You can add prologue and epilogue scripts from the command line.

$ qsub -l prologue=/home/user/prologue.sh,epilogue=/home/user/epilogue.sh

or adding the corresponding lines on your submission script.

#!/bin/bash
...
#PBS -l prologue=/home/user/prologue.sh
#PBS -l
...

A simple prologue.sh can be like this:

#!/bin/sh

echo "Prologue Args:"
echo "Job ID: $1"
echo "User ID: $2"
echo "Group ID: $3"
echo ""

exit 0

And a simple epilogue can be like:

#!/bin/sh

echo "Epilogue Args:"
echo "Job ID: $1"
echo "User ID: $2"
echo "Group ID: $3"
echo "Job Name: $4"
echo "Session ID: $5"
echo "Resource List: $6"
echo "Resources Used: $7"
echo "Queue Name: $8"
echo "Account String: $9"
echo ""

exit 0

The purpose of the scripts above is to provide information about the job being stored in the same file as the standard output file created for the job. That is very useful if you want to adjust resources based on previous executions and the epilogue will store the information on file.

The prologue is also useful, it can check if the proper environment for the job is present and based on the return of that script indicate Torque if the job should continue for execution, resubmit it or cancel it. The following table describes each exit code for the prologue scripts and the action taken.

Error Description Action
-4 The script timed out Job will be requeued
-3 The wait(2) call returned an error Job will be requeued
-2 Input file could not be opened Job will be requeued
-1 Permission error (script is not owned by root, or is writable by others) Job will be requeued
0 Successful completion Job will run
1 Abort exit code Job will be aborted
>1 other Job will be requeued

Exercise: Prologue and Epilogue arrays

Add prologue and epilogue to the job array from the previous exercise

Interactive jobs with X11 Forwarding

Sometimes you need to do some interactive job to create some plots and we would like to see the figures on the fly rather than, bring all the data back to the desktop, this example shows how to achieve that.
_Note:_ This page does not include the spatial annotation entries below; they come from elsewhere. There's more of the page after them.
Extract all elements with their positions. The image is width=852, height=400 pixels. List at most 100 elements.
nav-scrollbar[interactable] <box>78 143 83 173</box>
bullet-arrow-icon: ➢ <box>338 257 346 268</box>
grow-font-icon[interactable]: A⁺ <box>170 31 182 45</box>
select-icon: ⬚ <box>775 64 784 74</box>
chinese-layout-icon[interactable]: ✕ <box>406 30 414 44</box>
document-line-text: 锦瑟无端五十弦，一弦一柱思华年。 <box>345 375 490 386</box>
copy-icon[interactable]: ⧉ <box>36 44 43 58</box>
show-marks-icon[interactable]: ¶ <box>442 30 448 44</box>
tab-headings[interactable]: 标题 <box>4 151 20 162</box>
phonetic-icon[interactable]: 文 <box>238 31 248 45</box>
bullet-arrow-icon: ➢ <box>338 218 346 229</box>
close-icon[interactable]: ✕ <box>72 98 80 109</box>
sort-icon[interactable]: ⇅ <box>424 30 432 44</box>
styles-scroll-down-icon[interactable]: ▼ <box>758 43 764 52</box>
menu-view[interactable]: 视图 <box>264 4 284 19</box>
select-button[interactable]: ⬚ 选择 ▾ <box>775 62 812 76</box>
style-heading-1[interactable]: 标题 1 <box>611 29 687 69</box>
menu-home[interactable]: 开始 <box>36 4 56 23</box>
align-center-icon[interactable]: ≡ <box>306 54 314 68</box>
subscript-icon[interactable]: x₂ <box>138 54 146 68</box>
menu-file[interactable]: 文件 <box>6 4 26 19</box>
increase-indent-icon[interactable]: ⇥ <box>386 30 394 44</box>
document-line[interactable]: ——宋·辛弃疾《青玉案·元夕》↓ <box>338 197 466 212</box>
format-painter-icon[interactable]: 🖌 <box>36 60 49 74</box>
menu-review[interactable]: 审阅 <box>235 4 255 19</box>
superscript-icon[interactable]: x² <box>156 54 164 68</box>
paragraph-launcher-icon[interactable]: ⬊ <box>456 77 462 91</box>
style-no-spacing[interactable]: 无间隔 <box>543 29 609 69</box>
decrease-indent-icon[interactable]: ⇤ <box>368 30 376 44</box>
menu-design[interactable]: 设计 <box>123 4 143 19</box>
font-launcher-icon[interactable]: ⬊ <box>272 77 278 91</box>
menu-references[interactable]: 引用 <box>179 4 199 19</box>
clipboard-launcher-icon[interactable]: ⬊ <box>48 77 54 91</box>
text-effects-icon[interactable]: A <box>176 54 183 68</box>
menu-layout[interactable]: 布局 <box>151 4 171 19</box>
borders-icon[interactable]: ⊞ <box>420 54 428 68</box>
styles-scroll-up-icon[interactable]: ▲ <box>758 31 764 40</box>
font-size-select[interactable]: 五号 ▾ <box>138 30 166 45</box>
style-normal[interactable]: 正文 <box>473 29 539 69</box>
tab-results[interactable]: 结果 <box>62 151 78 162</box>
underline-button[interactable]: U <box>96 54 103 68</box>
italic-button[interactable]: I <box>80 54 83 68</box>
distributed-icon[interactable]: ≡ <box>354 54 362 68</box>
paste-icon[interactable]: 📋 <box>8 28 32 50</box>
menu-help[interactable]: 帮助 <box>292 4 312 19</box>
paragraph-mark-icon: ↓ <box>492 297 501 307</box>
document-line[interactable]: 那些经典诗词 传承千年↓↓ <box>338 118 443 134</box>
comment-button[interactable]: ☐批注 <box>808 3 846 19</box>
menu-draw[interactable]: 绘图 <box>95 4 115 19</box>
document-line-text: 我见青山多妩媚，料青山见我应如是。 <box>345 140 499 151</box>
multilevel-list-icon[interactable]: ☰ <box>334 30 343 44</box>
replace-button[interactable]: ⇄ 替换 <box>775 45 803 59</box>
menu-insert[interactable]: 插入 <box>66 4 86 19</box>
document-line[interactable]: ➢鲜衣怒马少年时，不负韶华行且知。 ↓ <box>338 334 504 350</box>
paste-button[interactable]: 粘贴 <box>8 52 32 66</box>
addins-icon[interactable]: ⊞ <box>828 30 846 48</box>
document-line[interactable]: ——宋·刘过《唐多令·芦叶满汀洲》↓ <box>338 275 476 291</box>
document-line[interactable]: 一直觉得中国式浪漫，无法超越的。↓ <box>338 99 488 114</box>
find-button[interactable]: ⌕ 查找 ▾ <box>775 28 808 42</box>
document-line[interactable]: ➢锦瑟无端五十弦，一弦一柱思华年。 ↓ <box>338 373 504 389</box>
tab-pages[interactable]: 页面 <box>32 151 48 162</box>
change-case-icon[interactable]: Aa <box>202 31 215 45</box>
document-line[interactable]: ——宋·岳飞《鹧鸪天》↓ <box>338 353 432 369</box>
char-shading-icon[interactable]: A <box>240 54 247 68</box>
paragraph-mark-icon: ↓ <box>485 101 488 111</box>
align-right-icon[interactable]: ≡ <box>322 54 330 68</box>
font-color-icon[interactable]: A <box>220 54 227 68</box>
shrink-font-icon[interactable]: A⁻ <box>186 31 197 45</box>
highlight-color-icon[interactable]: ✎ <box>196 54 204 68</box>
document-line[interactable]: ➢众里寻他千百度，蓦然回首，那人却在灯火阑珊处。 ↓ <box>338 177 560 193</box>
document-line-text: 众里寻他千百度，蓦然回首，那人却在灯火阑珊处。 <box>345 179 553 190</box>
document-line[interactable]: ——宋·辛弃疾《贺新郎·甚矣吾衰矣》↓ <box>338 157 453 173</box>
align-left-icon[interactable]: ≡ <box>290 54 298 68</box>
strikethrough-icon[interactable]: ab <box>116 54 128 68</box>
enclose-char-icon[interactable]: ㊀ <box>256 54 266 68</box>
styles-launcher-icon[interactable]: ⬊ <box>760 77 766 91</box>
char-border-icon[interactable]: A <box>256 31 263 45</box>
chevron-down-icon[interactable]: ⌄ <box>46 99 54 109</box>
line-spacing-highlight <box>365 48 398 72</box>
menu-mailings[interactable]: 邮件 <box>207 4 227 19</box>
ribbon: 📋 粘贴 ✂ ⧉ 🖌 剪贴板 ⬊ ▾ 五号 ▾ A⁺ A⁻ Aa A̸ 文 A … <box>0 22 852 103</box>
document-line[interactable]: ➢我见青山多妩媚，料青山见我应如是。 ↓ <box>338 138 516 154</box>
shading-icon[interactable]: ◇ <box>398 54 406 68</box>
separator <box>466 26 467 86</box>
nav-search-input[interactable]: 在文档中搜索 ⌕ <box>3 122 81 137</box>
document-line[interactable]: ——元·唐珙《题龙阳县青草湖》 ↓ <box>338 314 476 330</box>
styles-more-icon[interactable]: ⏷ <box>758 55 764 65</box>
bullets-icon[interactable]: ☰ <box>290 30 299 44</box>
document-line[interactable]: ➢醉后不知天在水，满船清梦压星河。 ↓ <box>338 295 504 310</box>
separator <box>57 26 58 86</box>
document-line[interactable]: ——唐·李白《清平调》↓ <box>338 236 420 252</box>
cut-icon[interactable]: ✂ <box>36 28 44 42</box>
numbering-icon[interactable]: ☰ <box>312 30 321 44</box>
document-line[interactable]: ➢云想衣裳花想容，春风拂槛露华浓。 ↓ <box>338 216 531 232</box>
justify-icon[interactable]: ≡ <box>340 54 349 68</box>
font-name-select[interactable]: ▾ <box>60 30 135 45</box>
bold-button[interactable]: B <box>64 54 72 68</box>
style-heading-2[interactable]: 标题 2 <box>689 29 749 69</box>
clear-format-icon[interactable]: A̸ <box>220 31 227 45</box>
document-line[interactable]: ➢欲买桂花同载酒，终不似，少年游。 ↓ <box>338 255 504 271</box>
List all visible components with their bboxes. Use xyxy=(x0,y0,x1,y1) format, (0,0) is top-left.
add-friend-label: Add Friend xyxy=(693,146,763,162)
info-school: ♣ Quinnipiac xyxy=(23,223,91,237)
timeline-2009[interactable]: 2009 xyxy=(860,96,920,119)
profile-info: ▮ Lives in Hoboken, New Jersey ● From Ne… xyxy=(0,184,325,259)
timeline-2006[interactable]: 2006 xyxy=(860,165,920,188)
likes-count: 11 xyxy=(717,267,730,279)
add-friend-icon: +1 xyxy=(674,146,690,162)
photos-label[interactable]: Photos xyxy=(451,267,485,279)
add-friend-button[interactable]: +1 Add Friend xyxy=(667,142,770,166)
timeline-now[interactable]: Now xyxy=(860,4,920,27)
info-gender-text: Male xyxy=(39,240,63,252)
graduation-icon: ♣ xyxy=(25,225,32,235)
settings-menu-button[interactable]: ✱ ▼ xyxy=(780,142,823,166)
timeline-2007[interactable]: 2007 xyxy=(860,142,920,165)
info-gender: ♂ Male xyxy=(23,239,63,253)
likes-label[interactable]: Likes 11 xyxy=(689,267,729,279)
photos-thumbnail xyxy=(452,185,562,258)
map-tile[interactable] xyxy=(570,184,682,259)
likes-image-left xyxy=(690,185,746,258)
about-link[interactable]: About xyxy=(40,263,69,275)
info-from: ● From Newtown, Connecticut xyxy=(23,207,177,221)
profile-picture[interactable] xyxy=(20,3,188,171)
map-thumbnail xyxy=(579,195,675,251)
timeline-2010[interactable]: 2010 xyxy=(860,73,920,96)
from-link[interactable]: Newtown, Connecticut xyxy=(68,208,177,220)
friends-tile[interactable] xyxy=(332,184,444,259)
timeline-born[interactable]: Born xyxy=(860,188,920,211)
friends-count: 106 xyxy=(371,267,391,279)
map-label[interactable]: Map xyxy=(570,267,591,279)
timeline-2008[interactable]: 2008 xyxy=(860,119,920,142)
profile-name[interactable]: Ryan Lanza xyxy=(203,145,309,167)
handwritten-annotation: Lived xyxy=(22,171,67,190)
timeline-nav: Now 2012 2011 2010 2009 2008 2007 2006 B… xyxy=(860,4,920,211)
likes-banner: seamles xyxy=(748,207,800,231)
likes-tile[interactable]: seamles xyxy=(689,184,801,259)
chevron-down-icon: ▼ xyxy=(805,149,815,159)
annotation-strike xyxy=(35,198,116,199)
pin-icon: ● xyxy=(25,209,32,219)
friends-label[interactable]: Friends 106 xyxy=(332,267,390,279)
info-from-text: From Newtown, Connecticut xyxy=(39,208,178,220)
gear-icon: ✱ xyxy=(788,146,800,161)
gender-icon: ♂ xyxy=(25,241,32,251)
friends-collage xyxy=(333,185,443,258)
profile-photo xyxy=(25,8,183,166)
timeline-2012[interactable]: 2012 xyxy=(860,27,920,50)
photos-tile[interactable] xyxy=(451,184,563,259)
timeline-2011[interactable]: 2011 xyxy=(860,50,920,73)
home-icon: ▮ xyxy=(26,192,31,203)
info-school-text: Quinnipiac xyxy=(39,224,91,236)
$ ssh -Y username@spruce.hpc.wvu.edu

Test the X11 Forwarding

$ xeyes

A windows should appear with two eyes facing you, you can close the window and create a new session with qsub

$ qsub -X -I

After you get a new session and test it again with xeyes​. This new eyes comes from the compute node, not from the head node.

$ xeyes

Lets suppose that the plot will be created with R, load the module for R 3.4.1 (the latest version by the time this was written)

$ module load compilers/R/3.4.1

Enter in the text-based R interpreter

$ R

Test a simple plot in R

> # Define the cars vector with 5 values
> cars <- c(1, 3, 6, 4, 9)
>

> # Graph the cars vector with all defaults
> plot(cars)
>

You should get a new window with a plot and a few points. On the episode about Singularity we will see some other packages that use the X11 server like RStudio and Visit.

Key Points

  • It is a good idea to keep aliases to common torque commands for easy execution.